= Lefas =

1984 Lefas motorcycle (370cc Lefas engine)

Lefas is the brand name of the motorcycles, engines and other systems created by the Greek engineer Thanassis Lefas.

== Life and career of Thanassis Lefas ==
Lefas was an engineer who devoted his career in improving the motorcycle design, but struggled to bring his designs to market. A motorcycle enthusiast from an early age, he worked for years making improvements in motorcycles for trials races. In 1982 he decided to incorporate all his improvement ideas into a completely new motorcycle. Introduced in 1984, the 370cc motorcycle featured a large number of novel features in suspension (being the first to feature an unconventional single rear wheel support and single shock absorber), brakes, frame and engine, all entirely designed and constructed by Lefas. This superb bike was intended for production; Lefas had already planned different versions and personally worked on the infrastructure for series manufacture of all its parts, including the engine.

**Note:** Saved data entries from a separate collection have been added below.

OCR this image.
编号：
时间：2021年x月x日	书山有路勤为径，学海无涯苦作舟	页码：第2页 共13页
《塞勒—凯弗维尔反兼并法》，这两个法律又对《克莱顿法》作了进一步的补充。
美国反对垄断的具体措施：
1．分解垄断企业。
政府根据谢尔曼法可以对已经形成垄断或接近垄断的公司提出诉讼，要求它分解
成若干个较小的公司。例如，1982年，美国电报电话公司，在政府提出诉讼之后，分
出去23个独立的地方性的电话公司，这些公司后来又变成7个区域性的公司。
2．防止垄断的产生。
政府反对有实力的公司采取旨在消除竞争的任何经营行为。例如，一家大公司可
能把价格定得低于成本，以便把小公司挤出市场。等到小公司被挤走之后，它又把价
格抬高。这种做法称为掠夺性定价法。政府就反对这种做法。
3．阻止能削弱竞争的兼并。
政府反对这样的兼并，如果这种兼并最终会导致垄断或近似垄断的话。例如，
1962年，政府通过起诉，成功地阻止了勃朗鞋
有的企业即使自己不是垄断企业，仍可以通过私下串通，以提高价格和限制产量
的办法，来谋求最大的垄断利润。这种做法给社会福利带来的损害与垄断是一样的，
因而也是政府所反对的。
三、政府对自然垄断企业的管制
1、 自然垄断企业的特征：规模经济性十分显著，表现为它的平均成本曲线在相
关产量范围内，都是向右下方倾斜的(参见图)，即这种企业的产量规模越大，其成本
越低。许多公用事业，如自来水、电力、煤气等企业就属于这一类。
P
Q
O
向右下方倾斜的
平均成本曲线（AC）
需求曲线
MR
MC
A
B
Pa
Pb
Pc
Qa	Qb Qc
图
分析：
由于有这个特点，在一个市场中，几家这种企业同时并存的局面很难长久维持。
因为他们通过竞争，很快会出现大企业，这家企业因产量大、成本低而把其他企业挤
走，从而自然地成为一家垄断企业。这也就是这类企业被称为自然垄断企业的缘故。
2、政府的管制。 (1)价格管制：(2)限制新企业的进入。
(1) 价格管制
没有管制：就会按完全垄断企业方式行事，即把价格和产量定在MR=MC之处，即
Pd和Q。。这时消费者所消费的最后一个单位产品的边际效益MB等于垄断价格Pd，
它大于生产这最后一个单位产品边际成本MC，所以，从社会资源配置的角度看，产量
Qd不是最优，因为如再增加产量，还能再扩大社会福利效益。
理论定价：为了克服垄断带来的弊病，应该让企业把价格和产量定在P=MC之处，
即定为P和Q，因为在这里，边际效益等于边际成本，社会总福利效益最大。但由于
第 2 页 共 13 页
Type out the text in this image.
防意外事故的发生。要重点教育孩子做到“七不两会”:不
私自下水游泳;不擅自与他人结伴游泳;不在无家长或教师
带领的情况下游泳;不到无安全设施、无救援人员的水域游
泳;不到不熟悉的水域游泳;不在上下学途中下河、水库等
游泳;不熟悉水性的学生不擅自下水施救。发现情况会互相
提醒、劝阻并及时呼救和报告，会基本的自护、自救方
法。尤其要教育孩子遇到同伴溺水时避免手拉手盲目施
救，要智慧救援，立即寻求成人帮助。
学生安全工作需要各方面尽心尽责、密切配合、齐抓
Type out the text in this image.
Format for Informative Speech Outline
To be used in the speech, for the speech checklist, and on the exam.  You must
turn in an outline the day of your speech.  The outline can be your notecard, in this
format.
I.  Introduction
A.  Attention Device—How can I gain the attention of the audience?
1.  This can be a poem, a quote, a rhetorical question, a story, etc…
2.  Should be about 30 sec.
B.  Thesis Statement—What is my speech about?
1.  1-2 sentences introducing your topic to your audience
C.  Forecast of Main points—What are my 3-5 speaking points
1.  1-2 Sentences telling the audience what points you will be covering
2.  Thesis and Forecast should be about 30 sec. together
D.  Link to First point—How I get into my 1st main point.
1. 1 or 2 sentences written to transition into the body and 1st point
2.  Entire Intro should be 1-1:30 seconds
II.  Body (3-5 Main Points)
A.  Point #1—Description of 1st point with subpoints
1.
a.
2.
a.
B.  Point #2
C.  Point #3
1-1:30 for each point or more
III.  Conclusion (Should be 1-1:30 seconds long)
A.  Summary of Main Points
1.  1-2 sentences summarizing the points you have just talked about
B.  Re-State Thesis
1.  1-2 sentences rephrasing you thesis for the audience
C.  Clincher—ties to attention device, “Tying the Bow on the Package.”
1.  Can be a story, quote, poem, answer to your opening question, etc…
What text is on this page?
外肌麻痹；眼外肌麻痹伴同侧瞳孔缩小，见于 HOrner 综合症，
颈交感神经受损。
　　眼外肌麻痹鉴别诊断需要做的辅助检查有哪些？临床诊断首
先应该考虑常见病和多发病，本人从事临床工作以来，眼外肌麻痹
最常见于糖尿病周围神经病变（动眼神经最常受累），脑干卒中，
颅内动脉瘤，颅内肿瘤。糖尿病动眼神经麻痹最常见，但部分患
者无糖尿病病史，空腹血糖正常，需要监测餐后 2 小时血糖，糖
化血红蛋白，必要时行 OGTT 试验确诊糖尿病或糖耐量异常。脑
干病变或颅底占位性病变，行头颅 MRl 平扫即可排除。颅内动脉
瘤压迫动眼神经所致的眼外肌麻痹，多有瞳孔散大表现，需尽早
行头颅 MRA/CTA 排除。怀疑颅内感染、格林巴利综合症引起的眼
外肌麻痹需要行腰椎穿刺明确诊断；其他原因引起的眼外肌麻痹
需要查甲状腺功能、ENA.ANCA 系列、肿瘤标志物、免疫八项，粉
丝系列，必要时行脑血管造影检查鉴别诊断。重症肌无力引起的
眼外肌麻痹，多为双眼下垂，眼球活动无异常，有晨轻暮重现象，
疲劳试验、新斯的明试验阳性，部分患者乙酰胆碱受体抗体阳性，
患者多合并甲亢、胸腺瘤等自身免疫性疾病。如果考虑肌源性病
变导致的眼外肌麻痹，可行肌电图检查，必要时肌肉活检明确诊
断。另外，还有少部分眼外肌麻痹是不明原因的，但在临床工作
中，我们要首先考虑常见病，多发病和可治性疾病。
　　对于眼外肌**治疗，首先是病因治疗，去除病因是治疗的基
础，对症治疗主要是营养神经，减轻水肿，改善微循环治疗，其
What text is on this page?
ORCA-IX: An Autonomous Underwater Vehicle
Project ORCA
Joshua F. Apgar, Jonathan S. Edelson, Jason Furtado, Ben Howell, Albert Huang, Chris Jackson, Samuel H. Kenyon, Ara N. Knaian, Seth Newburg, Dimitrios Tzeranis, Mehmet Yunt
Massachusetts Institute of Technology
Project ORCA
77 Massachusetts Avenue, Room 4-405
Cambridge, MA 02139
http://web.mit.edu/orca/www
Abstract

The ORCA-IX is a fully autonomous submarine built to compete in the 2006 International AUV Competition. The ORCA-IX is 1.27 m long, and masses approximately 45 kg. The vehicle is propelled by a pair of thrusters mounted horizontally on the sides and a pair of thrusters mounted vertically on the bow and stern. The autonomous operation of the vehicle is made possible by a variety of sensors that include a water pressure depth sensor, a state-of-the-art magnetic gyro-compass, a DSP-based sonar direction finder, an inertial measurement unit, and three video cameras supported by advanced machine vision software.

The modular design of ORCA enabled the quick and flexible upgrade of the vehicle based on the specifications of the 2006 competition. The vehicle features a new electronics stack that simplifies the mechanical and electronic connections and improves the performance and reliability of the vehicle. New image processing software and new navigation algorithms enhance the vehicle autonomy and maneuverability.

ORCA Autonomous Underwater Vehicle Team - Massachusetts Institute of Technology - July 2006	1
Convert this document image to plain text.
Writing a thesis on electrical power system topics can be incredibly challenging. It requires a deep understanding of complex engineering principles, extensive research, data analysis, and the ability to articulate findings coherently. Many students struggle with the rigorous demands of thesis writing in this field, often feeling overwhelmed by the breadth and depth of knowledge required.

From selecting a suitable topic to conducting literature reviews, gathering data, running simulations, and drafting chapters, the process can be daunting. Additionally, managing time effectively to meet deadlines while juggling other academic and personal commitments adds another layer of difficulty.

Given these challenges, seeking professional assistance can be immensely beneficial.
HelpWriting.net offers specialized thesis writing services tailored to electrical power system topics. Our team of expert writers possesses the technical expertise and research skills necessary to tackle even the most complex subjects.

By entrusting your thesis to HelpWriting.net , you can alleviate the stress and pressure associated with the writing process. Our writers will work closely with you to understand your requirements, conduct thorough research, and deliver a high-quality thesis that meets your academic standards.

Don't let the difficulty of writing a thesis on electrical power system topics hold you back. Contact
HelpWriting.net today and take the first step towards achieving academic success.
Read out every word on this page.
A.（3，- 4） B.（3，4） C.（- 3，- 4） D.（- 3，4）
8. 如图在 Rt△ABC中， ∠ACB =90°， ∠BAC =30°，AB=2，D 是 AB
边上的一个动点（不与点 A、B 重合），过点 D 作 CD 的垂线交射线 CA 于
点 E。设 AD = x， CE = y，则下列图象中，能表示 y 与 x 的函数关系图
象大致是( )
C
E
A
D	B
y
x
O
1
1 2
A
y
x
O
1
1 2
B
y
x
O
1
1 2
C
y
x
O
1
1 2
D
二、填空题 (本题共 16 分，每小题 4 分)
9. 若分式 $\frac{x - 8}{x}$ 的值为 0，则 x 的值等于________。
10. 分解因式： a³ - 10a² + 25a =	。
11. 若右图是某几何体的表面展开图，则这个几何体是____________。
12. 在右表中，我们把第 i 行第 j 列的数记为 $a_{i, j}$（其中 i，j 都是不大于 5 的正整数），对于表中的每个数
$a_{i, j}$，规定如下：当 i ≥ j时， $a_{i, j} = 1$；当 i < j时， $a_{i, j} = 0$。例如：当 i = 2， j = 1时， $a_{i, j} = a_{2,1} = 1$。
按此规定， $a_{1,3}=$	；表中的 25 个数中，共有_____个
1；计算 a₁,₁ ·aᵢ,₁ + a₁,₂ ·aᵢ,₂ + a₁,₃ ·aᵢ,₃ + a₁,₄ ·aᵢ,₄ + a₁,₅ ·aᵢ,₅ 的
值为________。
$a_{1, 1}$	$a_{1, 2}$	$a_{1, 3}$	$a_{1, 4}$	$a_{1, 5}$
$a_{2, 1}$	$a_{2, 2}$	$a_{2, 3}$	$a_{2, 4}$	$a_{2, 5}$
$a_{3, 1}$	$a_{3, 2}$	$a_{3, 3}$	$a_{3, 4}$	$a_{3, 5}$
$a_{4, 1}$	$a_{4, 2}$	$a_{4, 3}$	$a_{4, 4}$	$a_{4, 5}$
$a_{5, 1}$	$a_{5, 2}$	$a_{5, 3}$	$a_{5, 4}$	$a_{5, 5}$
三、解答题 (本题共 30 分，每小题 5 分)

However, he soon abandoned this project. Levels of state funding and support have been quoted as one reason, but this move was made mostly by choice, as Lefas focused entirely on a completely new design. Having "rejected" conventional front arrangement patterns (as eventually he did for the entire contemporary motorcycle design concept) as prone to instability especially during sudden turns, he developed the prototype of a completely new motorcycle between 1991 and 1994. Powered by a 900cc Ducati engine, the motorcycle incorporated a number of particularly unconventional features, including a rather complex front steering/suspension design. The prototype was tested in 1994 and exhibited superb riding performance and stability during turns; a patent application was subsequently made. Once more, though, the fate of the design was determined by Lefas's personal choices. A plan for production in Greece failed due to disagreements on financial matters with the Greek company interested in the project.

The death in 1995 of the famous motorcycle engineer John Britten, a good friend of Lefas who also proposed new ideas in motorcycle design, and the failure to convince companies abroad to incorporate his design, lead Lefas to temporarily withdraw from all original developments. He even rejected an invitation by Britten's family to move to New Zealand and continue Britten's work. In 2002, nonetheless, he resumed research work, developing a novel 4-stroke engine/frame unit while simultaneously working as a consultant in other engineering projects.

Interest in his 1994 prototype resumed in late 2003, when a Greek businessman with investments in Austria asked Lefas to develop a new frame (incorporating his front design) around a Triumph engine with the intent to produce the bike. Work on the new frame had started when Lefas became aware of serious health problems. In a move to "secure" a reliable prototype for future production (as he realized his deteriorating condition), he chose to perfect the 1994 motorcycle model before attempting to complete the new development. Thanassis Lefas died in December 2005 at the age of 53.